The Movie Waffler New Release Review [Cinema/Curzon] - HERE BEFORE | The Movie Waffler

New Release Review [Cinema/Curzon] - HERE BEFORE

here before review
A mother becomes convinced her dead daughter has returned in the form of her new neighbours' child.

Review by Eric Hillis

Directed by: Stacey Gregg

Starring: Andrea Riseborough, Niamh Dornan, Jonjo O'Neill, Martin McCann, Eileen O'Higgins

here before poster



In Christina Choe's 2018 thriller Nancy, Andrea Riseborough played a sociopathic woman who inveigles her way into the lives of a couple by claiming she's their daughter who was abducted three decades earlier. That movie was a clever subversion of a long-standing thriller plotline whereby characters pretend to be a long lost loved one, returned years later, sometimes in reincarnated form.
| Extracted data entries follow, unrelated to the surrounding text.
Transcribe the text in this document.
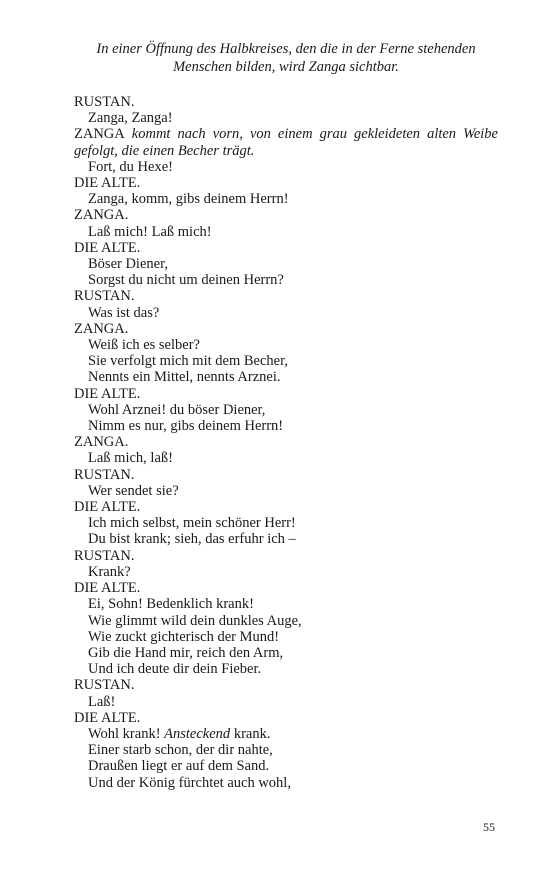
In einer Öffnung des Halbkreises, den die in der Ferne stehenden Menschen bilden, wird Zanga sichtbar.

RUSTAN.
Zanga, Zanga!
ZANGA kommt nach vorn, von einem grau gekleideten alten Weibe gefolgt, die einen Becher trägt.
Fort, du Hexe!
DIE ALTE.
Zanga, komm, gibs deinem Herrn!
ZANGA.
Laß mich! Laß mich!
DIE ALTE.
Böser Diener,
Sorgst du nicht um deinen Herrn?
RUSTAN.
Was ist das?
ZANGA.
Weiß ich es selber?
Sie verfolgt mich mit dem Becher,
Nennts ein Mittel, nennts Arznei.
DIE ALTE.
Wohl Arznei! du böser Diener,
Nimm es nur, gibs deinem Herrn!
ZANGA.
Laß mich, laß!
RUSTAN.
Wer sendet sie?
DIE ALTE.
Ich mich selbst, mein schöner Herr!
Du bist krank; sieh, das erfuhr ich –
RUSTAN.
Krank?
DIE ALTE.
Ei, Sohn! Bedenklich krank!
Wie glimmt wild dein dunkles Auge,
Wie zuckt gichterisch der Mund!
Gib die Hand mir, reich den Arm,
Und ich deute dir dein Fieber.
RUSTAN.
Laß!
DIE ALTE.
Wohl krank! Ansteckend krank.
Einer starb schon, der dir nahte,
Draußen liegt er auf dem Sand.
Und der König fürchtet auch wohl,
55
With writer/director Stacey Gregg's feature debut, the Northern Ireland set Here Before, Riseborough finds herself on the other side of this dynamic, playing a grieving mother who believes her dead daughter has returned in the form of her new neighbours' child.

here before review

When Laura (Riseborough) meets the precocious Megan (Niamh Dornan), she develops an instant, initially innocent fondness. Megan's mother Marie (Eileen O'Higgins) never seems to turn up to collect her daughter from school, and so Laura begins bringing her home, with the young girl often joining her family for fish fingers in the evening. When Megan starts speaking cryptically about having been to nearby places before – the local playground, a graveyard – Laura convinces herself that Josie, the daughter she lost in a car accident, has somehow returned in the form of this young girl.
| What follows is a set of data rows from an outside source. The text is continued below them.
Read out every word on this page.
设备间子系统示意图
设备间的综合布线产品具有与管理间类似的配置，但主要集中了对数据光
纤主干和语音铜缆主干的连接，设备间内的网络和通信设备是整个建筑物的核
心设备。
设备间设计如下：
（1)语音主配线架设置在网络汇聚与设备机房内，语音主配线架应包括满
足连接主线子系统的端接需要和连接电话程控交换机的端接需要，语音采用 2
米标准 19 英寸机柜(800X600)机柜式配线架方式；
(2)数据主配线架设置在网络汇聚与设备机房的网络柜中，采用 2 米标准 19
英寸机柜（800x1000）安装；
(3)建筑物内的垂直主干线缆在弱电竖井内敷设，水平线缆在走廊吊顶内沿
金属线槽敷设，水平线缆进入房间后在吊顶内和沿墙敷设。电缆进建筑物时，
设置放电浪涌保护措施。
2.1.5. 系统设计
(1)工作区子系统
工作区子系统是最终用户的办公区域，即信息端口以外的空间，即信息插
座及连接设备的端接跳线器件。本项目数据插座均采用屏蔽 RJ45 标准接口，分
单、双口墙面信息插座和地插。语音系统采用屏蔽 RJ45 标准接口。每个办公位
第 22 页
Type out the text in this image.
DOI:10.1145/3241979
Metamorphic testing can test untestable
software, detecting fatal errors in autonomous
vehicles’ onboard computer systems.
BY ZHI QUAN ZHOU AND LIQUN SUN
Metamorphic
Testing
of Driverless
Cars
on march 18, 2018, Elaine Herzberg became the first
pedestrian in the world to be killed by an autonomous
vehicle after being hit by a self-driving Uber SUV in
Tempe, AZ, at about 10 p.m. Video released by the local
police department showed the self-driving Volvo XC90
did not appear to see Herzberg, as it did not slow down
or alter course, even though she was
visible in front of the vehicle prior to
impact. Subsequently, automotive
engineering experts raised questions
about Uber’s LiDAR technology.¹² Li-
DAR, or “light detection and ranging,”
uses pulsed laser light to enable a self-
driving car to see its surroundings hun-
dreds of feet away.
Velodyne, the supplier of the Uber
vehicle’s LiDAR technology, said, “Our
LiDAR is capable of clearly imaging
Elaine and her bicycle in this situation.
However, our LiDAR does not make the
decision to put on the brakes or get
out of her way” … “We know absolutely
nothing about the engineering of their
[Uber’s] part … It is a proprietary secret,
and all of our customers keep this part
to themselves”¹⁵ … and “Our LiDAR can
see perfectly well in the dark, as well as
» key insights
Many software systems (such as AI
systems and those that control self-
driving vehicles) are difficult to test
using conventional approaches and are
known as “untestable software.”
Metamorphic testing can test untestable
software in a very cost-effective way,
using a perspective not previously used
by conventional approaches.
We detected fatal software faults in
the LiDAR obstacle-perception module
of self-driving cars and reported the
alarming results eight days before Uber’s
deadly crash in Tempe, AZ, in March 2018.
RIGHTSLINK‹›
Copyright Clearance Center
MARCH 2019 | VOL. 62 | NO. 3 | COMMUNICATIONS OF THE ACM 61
This is one of those plotlines that's so well-worn at this point that it all becomes about how the mystery is going to resolve itself. Has Josie returned as Megan or is Laura being gaslit? It's a storyline that was milked for all its worth over a season of Dallas when Steve Forrest played a bloke who claimed to be the long thought dead Jock Ewing, and it should probably have been retired after Jonathan Glazer's Birth, which really felt like the last word on this particular plot device.

here before review

Here Before doesn't add much of note beyond the specificity of its setting. Like another recent Northern Irish thriller, Cathy Brady's Wildfire, it's about how impossible it is to heal old wounds when the past lives beside you. Where Brady tackled this head on, Gregg sneaks it into a familiar genre piece. Laura's obsession with Megan drives a wedge between the two families, who are subtly divided along class lines as nicely illustrated in a wide shot of the semi-detached houses, identical save for the recency of their paint jobs.


Riseborough is as excellent as you'd expect, having made this sort of role her bread and butter by this point. It's her portrayal of a woman being driven mad by a desperate need to believe in something that seems impossible that keeps us onboard with Here Before's otherwise by the numbers handling of its derivative plot. The movie works best when it tells its story in grounded kitchen sink terms, but too often Gregg gets distracted and adds in dream sequences that have the dated feel of '90s music videos. Attempts to make us believe there's a supernatural element to the story never quite convince, and when the truth is revealed it underwhelms despite the best attempts of an overblown soundtrack to add more import to the drama.

here before review

If you've never come across this plotline before, which is highly unlikely, you may well find Here Before a gripping watch. While it may not reinvent the wheel, it certainly keeps it rolling thanks to Riseborough's turn and efficient if rote storytelling. But for the rest of us, it all feels too familiar. We've been here before a few too many times.

Here Before
 is in UK/ROI cinemas and on Curzon Home Cinema from February 18th.